Improving BI Delivery Using Data Virtualization
Global property investors, asset managers and loan companies collect data about their commercial real-estate portfolios as part of their day to day operations. This data will include details of properties, tenants, income, expenditure, rent escalation terms, costs and revenue, etc. This data will be provided by various 3rd parties including property managers and their property management systems, appraisers, lettings agents and other data providers. Without an efficient way to bring this data together into a single consistent view, critical business decisions may be made without vital, accurate information.
For Voyanta’s customers, the process of providing and validating the data into the Voyanta system is handled directly by the providers of the data, rather than emailed back and forth. In all cases, the data is consistently formatted according to clearly defined templates and passed through an automated workflow to validate data against system and customer specified business rules. This process ensures that all data is correct and consistent before it is loaded into the data repository, which is a separate MySQL data warehouse for each customer. The data is then available for visualization or direct export.
Customers can analyze status and performance of their properties using Voyanta’s suite of online reports and dashboards, or create their own Excel spreadsheets with a direct data feed from the Voyanta database using Voyanta’s powerful Excel plugin.
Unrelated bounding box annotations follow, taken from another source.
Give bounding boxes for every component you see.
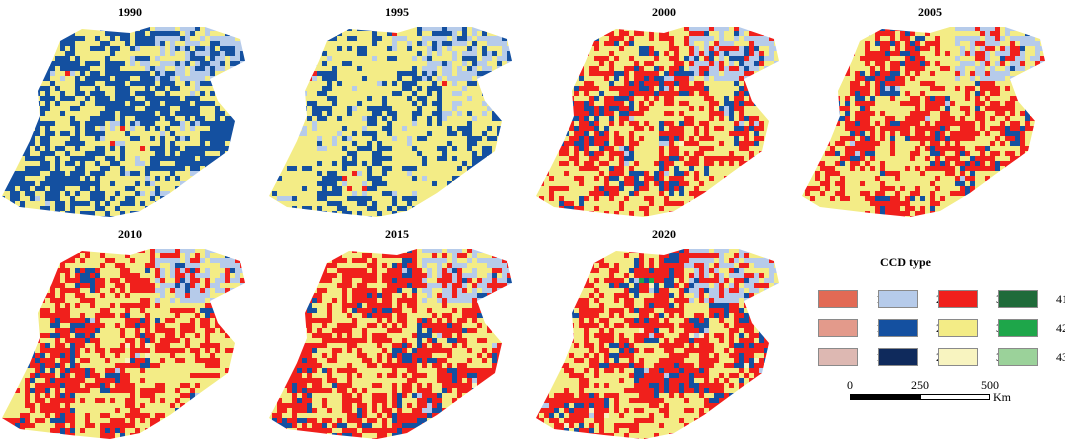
choropleth-map: [269, 27, 512, 217]
map-cells: [2, 27, 245, 217]
map-panel-2005: 2005: [800, 5, 1060, 220]
panel-title: 2015: [385, 227, 409, 241]
legend-label: 41: [1056, 292, 1065, 306]
legend-swatch: [998, 348, 1038, 366]
map-cells: [269, 249, 512, 439]
legend-swatch: [938, 319, 978, 337]
map-cells: [802, 27, 1045, 217]
map-panel-2000: 2000: [534, 5, 794, 220]
panel-title: 2005: [918, 5, 942, 19]
panel-title: 2010: [118, 227, 142, 241]
scale-bar-graphic: [850, 394, 990, 400]
scale-tick-250: 250: [911, 378, 929, 392]
legend-swatch: [998, 290, 1038, 308]
choropleth-map: [536, 249, 779, 439]
legend-swatch: [878, 348, 918, 366]
panel-title: 1995: [385, 5, 409, 19]
legend-swatch: [878, 290, 918, 308]
legend-swatch: [998, 319, 1038, 337]
legend-swatch: [818, 290, 858, 308]
choropleth-map: [2, 249, 245, 439]
scale-unit: Km: [993, 390, 1011, 404]
legend-swatch: [878, 319, 918, 337]
scale-bar-black-segment: [851, 395, 921, 399]
choropleth-map: [269, 249, 512, 439]
map-panel-2020: 2020: [534, 227, 794, 442]
legend-swatch: [818, 319, 858, 337]
map-cells: [536, 27, 779, 217]
legend-label: 43: [1056, 350, 1065, 364]
legend-title: CCD type: [880, 255, 931, 269]
map-panel-1990: 1990: [0, 5, 260, 220]
legend-swatch: [818, 348, 858, 366]
map-cells: [2, 249, 245, 439]
legend-label: 42: [1056, 321, 1065, 335]
panel-title: 1990: [118, 5, 142, 19]
choropleth-map: [802, 27, 1045, 217]
panel-title: 2020: [652, 227, 676, 241]
map-panel-1995: 1995: [267, 5, 527, 220]
choropleth-map: [536, 27, 779, 217]
legend-swatch: [938, 290, 978, 308]
map-cells: [269, 27, 512, 217]
map-panel-2010: 2010: [0, 227, 260, 442]
scale-tick-500: 500: [981, 378, 999, 392]
panel-title: 2000: [652, 5, 676, 19]
scale-tick-0: 0: [847, 378, 853, 392]
legend-swatch: [938, 348, 978, 366]
scale-bar: 0 250 500 Km: [847, 378, 1050, 418]
choropleth-map: [2, 27, 245, 217]
map-cells: [536, 249, 779, 439]
legend: CCD type 11 21 31 41 12 22 32 42 13 23: [810, 250, 1065, 440]
map-panel-2015: 2015: [267, 227, 527, 442]
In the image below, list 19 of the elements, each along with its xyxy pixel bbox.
Data can also be exported to other systems in a range of formats or accessed via APIs.
Our customers demand that their data is available for reporting and checking very shortly after it has been uploaded to the system. Providing that timely analysis is a challenge as our data volume typically doubles every 6 months or so. We need to keep up with the data growth and stay responsive to meet our business demands. For that, we need flexible and powerful technology to support our complex BI needs. Our reporting requirements are very specific and challenging and allow our customers to perform complex analyses with precision.
Voyanta’s reports and dashboards have been developed in a leading BI system that comprises a multi-dimensional data model and visualization technology. The source data must go through complex transformations before we can deliver the data into numerous complex and tightly specified reports and dashboards, across which, we provide fine-grained security, limiting user access to only the information they are allowed to see, down to an individual object and information type level.
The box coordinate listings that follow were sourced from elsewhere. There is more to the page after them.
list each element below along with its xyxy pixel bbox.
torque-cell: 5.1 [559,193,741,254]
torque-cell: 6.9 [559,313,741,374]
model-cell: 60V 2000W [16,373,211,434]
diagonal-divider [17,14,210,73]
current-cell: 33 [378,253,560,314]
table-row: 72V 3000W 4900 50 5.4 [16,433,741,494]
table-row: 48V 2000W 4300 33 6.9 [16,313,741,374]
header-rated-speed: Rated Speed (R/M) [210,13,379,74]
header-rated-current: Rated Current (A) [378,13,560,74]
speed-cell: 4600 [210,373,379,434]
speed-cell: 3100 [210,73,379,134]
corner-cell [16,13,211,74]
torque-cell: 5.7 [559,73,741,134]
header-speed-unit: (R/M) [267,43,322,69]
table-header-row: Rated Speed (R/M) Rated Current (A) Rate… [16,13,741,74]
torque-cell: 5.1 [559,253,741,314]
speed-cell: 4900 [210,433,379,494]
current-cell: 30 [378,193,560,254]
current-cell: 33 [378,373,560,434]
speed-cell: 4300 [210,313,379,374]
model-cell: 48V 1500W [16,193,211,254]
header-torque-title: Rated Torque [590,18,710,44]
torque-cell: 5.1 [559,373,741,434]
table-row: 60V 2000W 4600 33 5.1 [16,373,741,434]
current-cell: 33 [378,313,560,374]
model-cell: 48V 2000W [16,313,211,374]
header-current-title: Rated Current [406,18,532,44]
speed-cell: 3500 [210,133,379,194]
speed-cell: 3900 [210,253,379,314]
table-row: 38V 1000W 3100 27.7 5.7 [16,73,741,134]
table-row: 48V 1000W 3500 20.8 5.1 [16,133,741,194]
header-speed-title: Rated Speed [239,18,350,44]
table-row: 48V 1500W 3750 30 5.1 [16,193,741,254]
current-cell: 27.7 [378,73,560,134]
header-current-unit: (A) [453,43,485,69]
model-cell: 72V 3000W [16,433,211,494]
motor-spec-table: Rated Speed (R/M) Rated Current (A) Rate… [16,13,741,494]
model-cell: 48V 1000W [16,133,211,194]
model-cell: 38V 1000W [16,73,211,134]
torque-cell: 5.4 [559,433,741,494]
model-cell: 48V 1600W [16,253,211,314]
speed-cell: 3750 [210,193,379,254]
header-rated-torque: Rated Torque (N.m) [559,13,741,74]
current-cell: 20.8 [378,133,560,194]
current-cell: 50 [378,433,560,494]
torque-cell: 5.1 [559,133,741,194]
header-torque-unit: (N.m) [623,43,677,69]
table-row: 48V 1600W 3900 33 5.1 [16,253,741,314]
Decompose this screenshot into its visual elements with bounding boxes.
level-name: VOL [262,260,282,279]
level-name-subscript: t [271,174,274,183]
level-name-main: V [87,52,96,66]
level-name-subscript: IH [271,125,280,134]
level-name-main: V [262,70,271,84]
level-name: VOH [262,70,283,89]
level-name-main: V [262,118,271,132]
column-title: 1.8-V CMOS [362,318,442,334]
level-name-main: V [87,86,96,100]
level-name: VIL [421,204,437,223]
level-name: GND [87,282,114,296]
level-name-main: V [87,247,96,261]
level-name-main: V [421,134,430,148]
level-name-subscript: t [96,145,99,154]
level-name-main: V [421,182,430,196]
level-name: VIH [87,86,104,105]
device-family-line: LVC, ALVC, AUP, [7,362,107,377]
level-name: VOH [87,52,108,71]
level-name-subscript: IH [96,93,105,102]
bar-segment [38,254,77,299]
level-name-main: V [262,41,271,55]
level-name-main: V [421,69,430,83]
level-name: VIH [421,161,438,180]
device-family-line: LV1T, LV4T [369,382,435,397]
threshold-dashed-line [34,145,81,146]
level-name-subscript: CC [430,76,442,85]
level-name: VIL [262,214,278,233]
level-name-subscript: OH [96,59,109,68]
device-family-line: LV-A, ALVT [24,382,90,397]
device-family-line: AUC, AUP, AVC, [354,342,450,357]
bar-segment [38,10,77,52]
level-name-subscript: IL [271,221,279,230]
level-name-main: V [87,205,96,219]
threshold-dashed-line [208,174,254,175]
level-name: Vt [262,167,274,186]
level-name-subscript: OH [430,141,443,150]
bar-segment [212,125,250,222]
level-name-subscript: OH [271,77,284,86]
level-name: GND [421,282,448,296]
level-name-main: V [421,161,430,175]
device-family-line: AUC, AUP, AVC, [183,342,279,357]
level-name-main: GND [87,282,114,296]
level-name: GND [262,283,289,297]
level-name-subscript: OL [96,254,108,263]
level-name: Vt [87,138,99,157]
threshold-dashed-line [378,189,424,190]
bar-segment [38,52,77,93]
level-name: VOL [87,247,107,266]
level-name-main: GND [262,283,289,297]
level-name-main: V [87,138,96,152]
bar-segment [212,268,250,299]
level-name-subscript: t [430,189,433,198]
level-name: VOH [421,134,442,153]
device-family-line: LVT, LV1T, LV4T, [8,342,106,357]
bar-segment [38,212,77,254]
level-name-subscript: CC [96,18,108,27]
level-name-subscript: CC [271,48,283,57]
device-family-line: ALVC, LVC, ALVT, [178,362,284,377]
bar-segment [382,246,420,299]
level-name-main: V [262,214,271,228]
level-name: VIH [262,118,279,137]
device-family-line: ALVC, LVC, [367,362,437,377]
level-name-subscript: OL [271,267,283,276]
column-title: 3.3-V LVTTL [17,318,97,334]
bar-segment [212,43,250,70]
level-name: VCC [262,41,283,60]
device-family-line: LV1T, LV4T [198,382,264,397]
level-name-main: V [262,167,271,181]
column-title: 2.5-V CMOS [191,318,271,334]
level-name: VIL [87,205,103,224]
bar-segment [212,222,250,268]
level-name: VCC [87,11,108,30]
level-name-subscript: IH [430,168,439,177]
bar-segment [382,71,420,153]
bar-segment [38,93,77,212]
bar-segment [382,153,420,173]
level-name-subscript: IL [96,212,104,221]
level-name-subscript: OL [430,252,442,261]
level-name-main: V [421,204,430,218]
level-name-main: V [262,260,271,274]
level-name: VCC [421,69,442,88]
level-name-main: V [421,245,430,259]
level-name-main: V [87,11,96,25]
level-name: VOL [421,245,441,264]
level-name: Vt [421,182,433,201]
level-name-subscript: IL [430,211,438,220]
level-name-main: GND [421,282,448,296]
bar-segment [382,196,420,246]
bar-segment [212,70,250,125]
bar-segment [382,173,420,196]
The time taken by this complex processing must be minimized to ensure that information is available to users soon after data load. To execute such transformations in an acceptable time, we have invested deeply in technology to optimize the data refresh and reload, auto scaling infrastructure, and queues.
Even with this investment, our BI architecture lacked agility. Keeping transformation execution times down was a constant battle, and the all-in-one data model and visualization of the original solution was not amenable to reuse of the data models, and did not give the option to use alternative visualization technology or export of the data. We could neither pull in data from outside the model nor repurpose the data model to other uses such as APIs. All of this resulted in the need to build and manage similar transformations in additional technologies.
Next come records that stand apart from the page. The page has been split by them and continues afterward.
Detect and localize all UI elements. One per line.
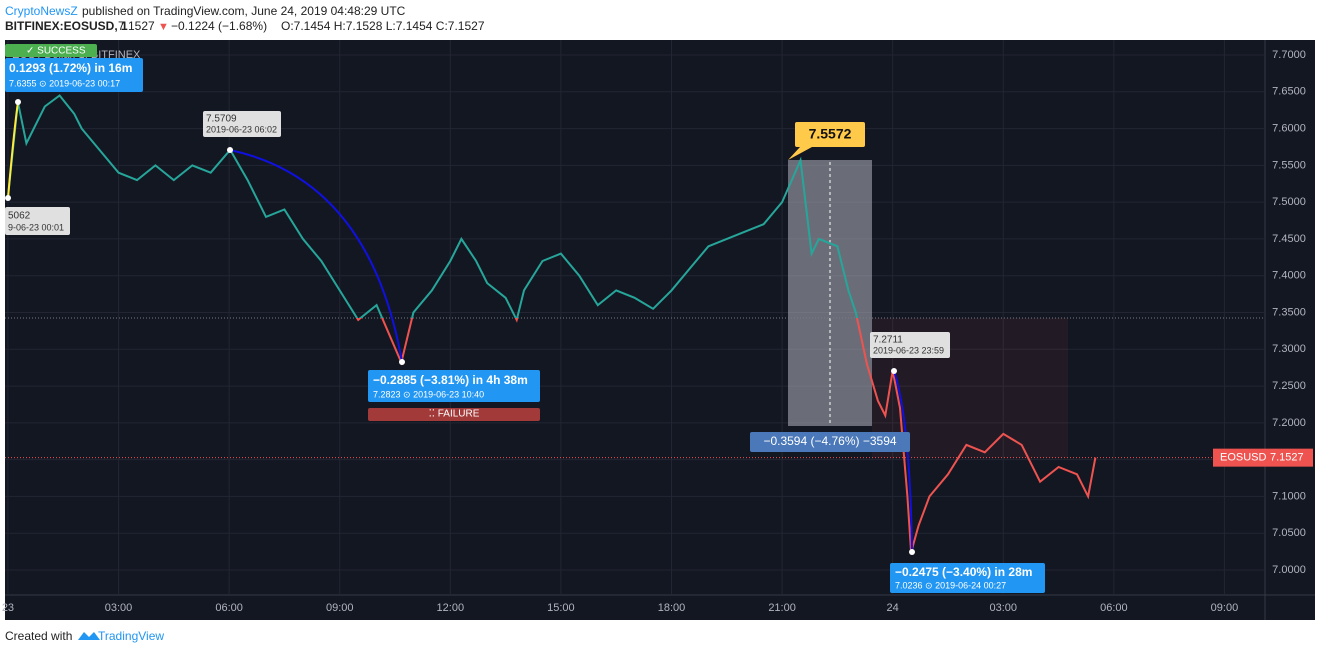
note-text: 7.0236 ⊙ 2019-06-24 00:27 bbox=[895, 580, 1006, 590]
note-text: 7.2823 ⊙ 2019-06-23 10:40 bbox=[373, 389, 484, 399]
x-tick-label: 24 bbox=[887, 602, 899, 614]
x-tick-label: 21:00 bbox=[768, 602, 796, 614]
change: −0.1224 (−1.68%) bbox=[171, 19, 267, 33]
y-tick-label: 7.1000 bbox=[1272, 490, 1306, 502]
arc bbox=[229, 149, 403, 363]
y-tick-label: 7.6000 bbox=[1272, 122, 1306, 134]
note-text: 7.5572 bbox=[809, 126, 852, 142]
symbol: BITFINEX:EOSUSD, 1 bbox=[5, 19, 128, 33]
note-box bbox=[368, 408, 540, 421]
y-tick-label: 7.5000 bbox=[1272, 196, 1306, 208]
y-tick-label: 7.4000 bbox=[1272, 270, 1306, 282]
y-tick-label: 7.5500 bbox=[1272, 159, 1306, 171]
x-tick-label: 03:00 bbox=[990, 602, 1018, 614]
logo bbox=[78, 632, 100, 640]
footer-brand[interactable]: TradingView bbox=[98, 629, 164, 643]
price-tag-name: EOSUSD bbox=[1220, 452, 1267, 464]
note-box bbox=[5, 58, 143, 92]
x-tick-label: 12:00 bbox=[437, 602, 465, 614]
note-text: −0.2475 (−3.40%) in 28m bbox=[895, 565, 1032, 579]
x-tick-label: 09:00 bbox=[1211, 602, 1239, 614]
published: published on TradingView.com, June 24, 2… bbox=[82, 4, 406, 18]
pointer bbox=[788, 147, 812, 160]
x-tick-label: 09:00 bbox=[326, 602, 354, 614]
note-box bbox=[368, 370, 540, 402]
x-tick-label: 06:00 bbox=[1100, 602, 1128, 614]
y-tick-label: 7.0500 bbox=[1272, 527, 1306, 539]
x-tick-label: 15:00 bbox=[547, 602, 575, 614]
x-tick-label: 06:00 bbox=[215, 602, 243, 614]
anchor-dot bbox=[5, 195, 11, 201]
anchor-dot bbox=[891, 368, 897, 374]
note-text: −0.2885 (−3.81%) in 4h 38m bbox=[373, 373, 528, 387]
note-box bbox=[750, 432, 910, 452]
arrow: ▼ bbox=[158, 21, 169, 33]
y-tick-label: 7.2500 bbox=[1272, 380, 1306, 392]
note-text: 2019-06-23 06:02 bbox=[206, 124, 277, 134]
note-box bbox=[795, 122, 865, 147]
note-box bbox=[5, 44, 97, 57]
price-tag bbox=[1213, 448, 1313, 467]
note-text: 7.2711 bbox=[873, 335, 903, 346]
ohlc: O:7.1454 H:7.1528 L:7.1454 C:7.1527 bbox=[281, 19, 485, 33]
anchor-dot bbox=[909, 549, 915, 555]
last-price: 7.1527 bbox=[118, 19, 155, 33]
y-tick-label: 7.6500 bbox=[1272, 86, 1306, 98]
anchor-dot bbox=[399, 359, 405, 365]
author[interactable]: CryptoNewsZ bbox=[5, 4, 78, 18]
note-text: ⁚⁚ FAILURE bbox=[429, 409, 480, 420]
note-text: 5062 bbox=[8, 211, 31, 222]
arc bbox=[7, 101, 19, 199]
y-tick-label: 7.3000 bbox=[1272, 343, 1306, 355]
note-text: 2019-06-23 23:59 bbox=[873, 345, 944, 355]
note-box bbox=[203, 111, 281, 137]
y-tick-label: 7.7000 bbox=[1272, 49, 1306, 61]
x-tick-label: 18:00 bbox=[658, 602, 686, 614]
note-text: 7.6355 ⊙ 2019-06-23 00:17 bbox=[9, 78, 120, 88]
note-text: 0.1293 (1.72%) in 16m bbox=[9, 61, 132, 75]
price-tag-value: 7.1527 bbox=[1270, 452, 1304, 464]
note-box bbox=[5, 207, 70, 235]
y-tick-label: 7.0000 bbox=[1272, 564, 1306, 576]
note-box bbox=[870, 332, 950, 358]
note-text: −0.3594 (−4.76%) −3594 bbox=[763, 434, 896, 448]
note-box bbox=[890, 563, 1045, 593]
note-text: ✓ SUCCESS bbox=[26, 46, 86, 57]
note-text: 7.5709 bbox=[206, 114, 237, 125]
anchor-dot bbox=[15, 99, 21, 105]
x-tick-label: 23 bbox=[2, 602, 14, 614]
x-tick-label: 03:00 bbox=[105, 602, 133, 614]
y-tick-label: 7.3500 bbox=[1272, 306, 1306, 318]
y-tick-label: 7.2000 bbox=[1272, 417, 1306, 429]
y-tick-label: 7.4500 bbox=[1272, 233, 1306, 245]
anchor-dot bbox=[227, 147, 233, 153]
note-text: 9-06-23 00:01 bbox=[8, 222, 64, 232]
footer-created: Created with bbox=[5, 629, 72, 643]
The Solution: Data Transformation Layer
To solve the problem, we needed a new architecture. We built a 2-tier architecture that separates transformation from visualization. This would allow us to plug-and-play different data sources and visualization technologies.
For transformation, one approach would be to use an ETL solution, but that would inevitably introduce delay between data in and data availability because ETL requires batch builds and the necessity to create a transformed copy of the data. Not only does this introduce delay for live customers, but also during the development cycle, our developers have to wait for the model to build each iteration as they make changes.
To mitigate the delays of ETL, we chose data virtualization, which I call “ETL on demand.” Data virtualization creates virtual databases that handle the data transformations on-the-fly. Since the data is pulled directly from the source databases in real-time, there is no delay in reload or refresh; potentially the data is available instantly. With data virtualization, you create the transformations, and then you typically get your answers immediately. Development is quicker and developers do not lose the flow.
We selected Denodo for data virtualization after a proof of concept (POC). It is a flexible product that is able to source the data from databases or RESTful APIs. It has enabled us to augment SQL transforms with Java-based stored procedures, and present the data in a variety of formats including JDBC and RESTful APIs. The system is very performant, using flexible caching and query optimization approaches. With the Denodo Platform, caching allows results to be stored and accessed quickly.
Denodo enabled us to provide solutions at a faster time-to-value while enabling code reuse, consistency, and compliance. The development cycle is significantly improved since there is no waiting periods for reloads. Its modular approach provides better predictability of development, and flexibility in visualization technology.